Two months on from the Tories’ worst election result in its history, none of its prospective leadership candidates inspire confidence in a fast bounce-back. Research by More in Common found that 70% of the public either didn’t know who could win the next election for the Tories, or thought none of them could. James Cleverly, third place in Wednesday’s vote among MPs, did best: 8% of respondents believed he could turn things round. Results are starkest for Mel Stride (still in the contest by the skin of his teeth): 1% of general voters and 1% of 2024 Conservative voters polled think he stands a chance. Priti Patel is now out of the race, but Tom Tugendhat, Kemi Badenoch and Robert Jenrick all hover around 5% of general voters, perhaps reflecting the fact they’ve done little to distinguish themselves from one another – instead chasing the same fervid, anti-immigrant dreamscape. But surely the worst finding is that voters are starting to find the party “weird”.
It’s a word that’s been deployed to devastating effect in the US, where Tim Walz detonates it folksily against Donald Trump and the entire Republican party. “That stuff is weird. They come across weird,” he said. It is a line he has repeated in slightly different iterations across the pre-campaign trail. Walz could be talking about anything: Trump’s rambling speeches, or his hair, or the spectacle of a billionaire blatantly fighting for the interests of capital with grand, pugnacious rhetoric about the working man. It’s all weird. A poster doing the rounds on social media reads: “We’re not perfect, but they’re nuts! Vote Democrat”. It’s close, but it’s no bullseye: often the Republican stance is perfectly sane, in the sense that self-interest is sane and seeking victory is sane. But it’s still, objectively, weird.
The Conservative leadership candidates also come off as weird, for their obsessive focus on things no one else is talking about: leaving the European convention on human rights; a cap on migrants (and whose cap is the lowest); the scourge of woke. Things were different when, in government, they set the agenda – like it or loathe it, when they talked about culture wars, they were at least dancing to their own tune. Now they’re still doing that quite frantic dance to a different tune, it comes off as still loathsome – but also plain weird.

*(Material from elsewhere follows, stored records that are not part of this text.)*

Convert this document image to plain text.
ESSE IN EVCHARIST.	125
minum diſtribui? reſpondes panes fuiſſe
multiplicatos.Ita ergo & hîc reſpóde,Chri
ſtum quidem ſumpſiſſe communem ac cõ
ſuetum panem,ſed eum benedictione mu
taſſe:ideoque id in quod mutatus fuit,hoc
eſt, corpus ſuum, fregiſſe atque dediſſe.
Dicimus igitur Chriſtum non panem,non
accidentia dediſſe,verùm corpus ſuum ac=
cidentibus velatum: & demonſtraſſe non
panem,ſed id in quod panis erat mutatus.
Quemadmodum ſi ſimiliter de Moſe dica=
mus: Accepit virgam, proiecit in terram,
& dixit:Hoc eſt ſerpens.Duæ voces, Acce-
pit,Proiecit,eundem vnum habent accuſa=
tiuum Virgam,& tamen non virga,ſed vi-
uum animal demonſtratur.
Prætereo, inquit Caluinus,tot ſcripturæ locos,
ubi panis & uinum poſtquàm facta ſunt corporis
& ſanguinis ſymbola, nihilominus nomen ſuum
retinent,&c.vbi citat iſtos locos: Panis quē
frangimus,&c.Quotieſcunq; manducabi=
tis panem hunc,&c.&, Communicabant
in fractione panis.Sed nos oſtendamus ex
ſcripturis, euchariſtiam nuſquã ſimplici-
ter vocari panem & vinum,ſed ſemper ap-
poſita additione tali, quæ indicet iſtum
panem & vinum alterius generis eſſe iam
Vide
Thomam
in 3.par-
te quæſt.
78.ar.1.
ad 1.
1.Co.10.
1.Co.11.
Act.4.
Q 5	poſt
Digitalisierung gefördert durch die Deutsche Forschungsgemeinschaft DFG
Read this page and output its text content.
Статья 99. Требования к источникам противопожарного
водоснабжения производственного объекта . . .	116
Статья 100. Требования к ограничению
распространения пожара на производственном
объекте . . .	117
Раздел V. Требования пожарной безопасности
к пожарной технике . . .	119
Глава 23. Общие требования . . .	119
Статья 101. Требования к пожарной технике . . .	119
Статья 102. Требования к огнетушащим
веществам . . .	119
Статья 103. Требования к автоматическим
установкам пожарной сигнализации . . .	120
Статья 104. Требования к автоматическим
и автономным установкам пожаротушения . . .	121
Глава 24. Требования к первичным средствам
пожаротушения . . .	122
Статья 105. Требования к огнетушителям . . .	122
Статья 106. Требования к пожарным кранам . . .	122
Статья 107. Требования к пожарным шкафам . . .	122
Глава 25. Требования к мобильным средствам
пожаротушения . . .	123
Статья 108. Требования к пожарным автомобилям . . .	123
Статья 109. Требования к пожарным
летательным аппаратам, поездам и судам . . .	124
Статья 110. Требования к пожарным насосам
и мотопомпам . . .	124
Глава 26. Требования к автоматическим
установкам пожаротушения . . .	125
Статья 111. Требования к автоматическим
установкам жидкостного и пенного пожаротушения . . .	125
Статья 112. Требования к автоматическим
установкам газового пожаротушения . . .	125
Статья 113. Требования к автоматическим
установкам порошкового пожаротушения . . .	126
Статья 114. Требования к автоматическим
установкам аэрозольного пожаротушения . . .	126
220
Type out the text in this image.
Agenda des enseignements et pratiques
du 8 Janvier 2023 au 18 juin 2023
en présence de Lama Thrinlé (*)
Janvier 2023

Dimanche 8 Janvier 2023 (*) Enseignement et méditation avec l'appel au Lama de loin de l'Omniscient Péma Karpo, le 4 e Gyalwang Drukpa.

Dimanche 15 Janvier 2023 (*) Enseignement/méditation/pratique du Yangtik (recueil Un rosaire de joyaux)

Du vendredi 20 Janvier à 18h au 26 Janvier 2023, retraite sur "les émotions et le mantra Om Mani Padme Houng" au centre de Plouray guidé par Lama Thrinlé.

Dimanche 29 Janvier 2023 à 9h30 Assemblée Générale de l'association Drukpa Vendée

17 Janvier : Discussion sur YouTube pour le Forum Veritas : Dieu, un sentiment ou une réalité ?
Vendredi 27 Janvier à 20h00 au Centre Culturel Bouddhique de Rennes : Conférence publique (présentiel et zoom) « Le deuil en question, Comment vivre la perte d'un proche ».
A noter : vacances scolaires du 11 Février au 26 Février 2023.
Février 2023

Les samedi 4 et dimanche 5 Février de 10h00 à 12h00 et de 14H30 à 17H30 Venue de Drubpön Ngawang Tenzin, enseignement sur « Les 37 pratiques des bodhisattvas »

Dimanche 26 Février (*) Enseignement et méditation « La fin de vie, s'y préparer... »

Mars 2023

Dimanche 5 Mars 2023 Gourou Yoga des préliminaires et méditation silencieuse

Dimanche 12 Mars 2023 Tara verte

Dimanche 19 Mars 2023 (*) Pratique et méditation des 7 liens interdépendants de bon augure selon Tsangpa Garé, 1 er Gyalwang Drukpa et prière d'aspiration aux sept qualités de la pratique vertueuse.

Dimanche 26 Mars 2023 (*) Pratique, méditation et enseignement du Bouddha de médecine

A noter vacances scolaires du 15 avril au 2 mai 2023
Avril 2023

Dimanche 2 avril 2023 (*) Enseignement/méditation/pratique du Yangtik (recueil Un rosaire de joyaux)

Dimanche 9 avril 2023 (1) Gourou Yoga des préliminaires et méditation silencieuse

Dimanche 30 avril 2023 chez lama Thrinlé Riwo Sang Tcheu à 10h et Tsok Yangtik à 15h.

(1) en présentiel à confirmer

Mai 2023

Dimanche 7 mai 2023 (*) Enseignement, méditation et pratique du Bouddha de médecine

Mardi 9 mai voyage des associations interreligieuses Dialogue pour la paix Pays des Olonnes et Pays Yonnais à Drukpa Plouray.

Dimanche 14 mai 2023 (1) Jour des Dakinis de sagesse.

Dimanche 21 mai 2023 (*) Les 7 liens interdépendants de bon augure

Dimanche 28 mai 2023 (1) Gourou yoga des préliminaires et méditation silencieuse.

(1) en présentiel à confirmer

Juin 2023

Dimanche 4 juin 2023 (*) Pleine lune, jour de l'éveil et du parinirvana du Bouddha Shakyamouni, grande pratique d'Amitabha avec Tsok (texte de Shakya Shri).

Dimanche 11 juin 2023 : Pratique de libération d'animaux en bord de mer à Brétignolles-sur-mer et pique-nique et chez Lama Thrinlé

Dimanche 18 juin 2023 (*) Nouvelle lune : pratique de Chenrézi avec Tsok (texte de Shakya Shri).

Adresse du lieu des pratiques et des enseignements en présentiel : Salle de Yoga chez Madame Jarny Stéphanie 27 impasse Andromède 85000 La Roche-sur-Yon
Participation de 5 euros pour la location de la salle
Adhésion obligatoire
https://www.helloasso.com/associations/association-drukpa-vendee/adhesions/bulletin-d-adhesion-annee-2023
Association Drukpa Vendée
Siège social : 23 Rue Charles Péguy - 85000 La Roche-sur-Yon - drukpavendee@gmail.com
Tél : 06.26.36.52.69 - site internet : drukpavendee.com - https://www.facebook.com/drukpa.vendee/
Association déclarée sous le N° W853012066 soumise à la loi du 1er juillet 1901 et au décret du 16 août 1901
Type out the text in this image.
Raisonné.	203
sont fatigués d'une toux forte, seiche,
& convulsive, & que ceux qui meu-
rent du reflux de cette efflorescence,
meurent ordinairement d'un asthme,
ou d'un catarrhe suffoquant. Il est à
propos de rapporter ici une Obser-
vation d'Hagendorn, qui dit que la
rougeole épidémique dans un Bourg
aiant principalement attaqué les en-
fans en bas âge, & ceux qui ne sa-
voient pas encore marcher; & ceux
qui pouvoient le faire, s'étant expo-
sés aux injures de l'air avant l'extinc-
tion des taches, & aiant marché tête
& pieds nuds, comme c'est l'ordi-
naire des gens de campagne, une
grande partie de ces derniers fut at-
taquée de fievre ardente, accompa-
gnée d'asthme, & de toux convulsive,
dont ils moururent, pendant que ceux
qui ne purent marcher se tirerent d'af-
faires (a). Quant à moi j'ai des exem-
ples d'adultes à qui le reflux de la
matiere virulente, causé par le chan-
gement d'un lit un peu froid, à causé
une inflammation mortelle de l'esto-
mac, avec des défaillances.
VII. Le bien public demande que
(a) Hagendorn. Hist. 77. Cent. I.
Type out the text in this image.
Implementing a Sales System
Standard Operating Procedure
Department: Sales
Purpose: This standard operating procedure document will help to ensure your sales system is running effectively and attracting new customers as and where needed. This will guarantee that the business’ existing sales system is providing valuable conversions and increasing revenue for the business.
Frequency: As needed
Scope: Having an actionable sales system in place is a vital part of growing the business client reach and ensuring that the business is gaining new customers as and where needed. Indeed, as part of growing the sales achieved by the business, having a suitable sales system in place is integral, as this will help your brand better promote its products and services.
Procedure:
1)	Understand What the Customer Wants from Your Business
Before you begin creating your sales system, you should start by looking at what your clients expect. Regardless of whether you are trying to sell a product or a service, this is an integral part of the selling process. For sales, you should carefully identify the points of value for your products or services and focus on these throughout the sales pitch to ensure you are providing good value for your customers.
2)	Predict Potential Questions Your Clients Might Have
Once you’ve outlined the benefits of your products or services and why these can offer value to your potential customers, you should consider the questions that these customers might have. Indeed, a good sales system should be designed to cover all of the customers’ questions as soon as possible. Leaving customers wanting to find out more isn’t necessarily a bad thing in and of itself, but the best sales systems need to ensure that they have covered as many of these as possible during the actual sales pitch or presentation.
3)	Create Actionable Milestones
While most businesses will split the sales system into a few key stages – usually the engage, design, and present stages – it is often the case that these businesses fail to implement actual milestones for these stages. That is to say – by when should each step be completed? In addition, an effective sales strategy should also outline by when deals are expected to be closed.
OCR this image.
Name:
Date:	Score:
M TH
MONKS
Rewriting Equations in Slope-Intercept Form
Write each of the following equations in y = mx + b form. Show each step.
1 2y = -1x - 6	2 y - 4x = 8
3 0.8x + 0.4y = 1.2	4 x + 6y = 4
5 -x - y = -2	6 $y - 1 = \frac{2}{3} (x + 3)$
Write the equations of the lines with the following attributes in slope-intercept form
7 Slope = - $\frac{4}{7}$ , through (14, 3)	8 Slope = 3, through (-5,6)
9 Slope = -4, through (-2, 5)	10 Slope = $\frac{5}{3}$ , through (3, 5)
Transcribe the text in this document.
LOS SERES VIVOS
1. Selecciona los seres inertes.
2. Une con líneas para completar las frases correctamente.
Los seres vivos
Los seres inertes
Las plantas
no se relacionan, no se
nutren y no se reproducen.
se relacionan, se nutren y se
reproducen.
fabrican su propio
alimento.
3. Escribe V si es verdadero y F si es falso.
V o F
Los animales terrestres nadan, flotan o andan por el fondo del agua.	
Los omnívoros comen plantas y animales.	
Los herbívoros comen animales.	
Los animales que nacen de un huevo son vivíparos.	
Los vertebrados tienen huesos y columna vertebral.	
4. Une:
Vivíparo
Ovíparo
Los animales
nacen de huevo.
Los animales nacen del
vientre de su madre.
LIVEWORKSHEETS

The word is a circuit breaker, it resets the debate. It’s very difficult to come back from, as evidenced by Donald Trump’s pitiful response to Walz: “I’m not weird, he is.” But if the Tories want to de-weird themselves, they have to consider how they got so weird in the first place.
This, as far as I can tell, is the chronology. The electorate, mediated and understood through polling, wanted probity and competence but then voted for Boris Johnson. We never got another chance to vote, en masse, for a Tory leader, but both Liz Truss and Rishi Sunak represented a sort of kit-car version of preferences inferred from the popularity of Johnson. Truss shared his messianic, hang-the-consequences, evidence-be-damned self-belief; but that, it transpired, was weird. Actions do have consequences; Truss was not the Messiah. Sunak was no more than the last man standing, but was attempting to be a man of the people while actually being richer than the king. It was not dishonest, as such, but it was incredibly weird to watch.
Much of the Tories’ rhetorical weirdness – the new generation’s tough talk on migration and the culture wars – is a reheated version of the early post-Brexit years. The analysis of that result centred on the question: how did the nation get so angry, and why did nobody notice? Brexiter Conservatives, high on victory, found the fault in an amorphous “metropolitan elite”, who might be a supreme court judge or a leftwing activist using a food bank who happened to live in London. But the world has moved on now and quite a lot else has happened; people are angry for different reasons. But, for the Tory candidates, the liberal elite are like reds under the bed: the spectre always remains, regardless of how little traction it gains with the public. They doubtless all know that it isn’t working, but are stuck trying to create a brand from lines that worked in the past.
In the best possible case scenario – Cleverly and Patel – it adds up to a persona, but it doesn’t add up to a person. In the middle – Badenoch and Tugendhat – it looks aerated and cynical (respectively). In the worst case, Jenrick’s, the word that came up in the polling was “slimy”, which conveys both a quality of obsequiousness and the way he slips through your fingers. It is impossible to know who he is, or what he really thinks.
In passing, Tory-to-Lib Dem switchers explained that “Ed Davey’s party just seemed more ‘normal’”. It’s easy to understand why. Davey had a plausible argument about a real thing that people understood (social care), as opposed to an existential crusade about something you can’t even discuss without a pre-debate on whether it means anything (a war on woke).
This is all to say that the Tory candidates have ended up miles from where the electorate is currently situated, to land somewhere, well, extremely weird. I’m in no tearing hurry to see them recover: sure, all governments need an opposition to keep them sane – but I’m happy to watch a normal person do it for a bit.
Zoe Williams is a Guardian columnist
• This article was amended on 5 September 2024 to say that James Cleverly came third in Wednesday’s leadership vote. Previously, the article said he had come second.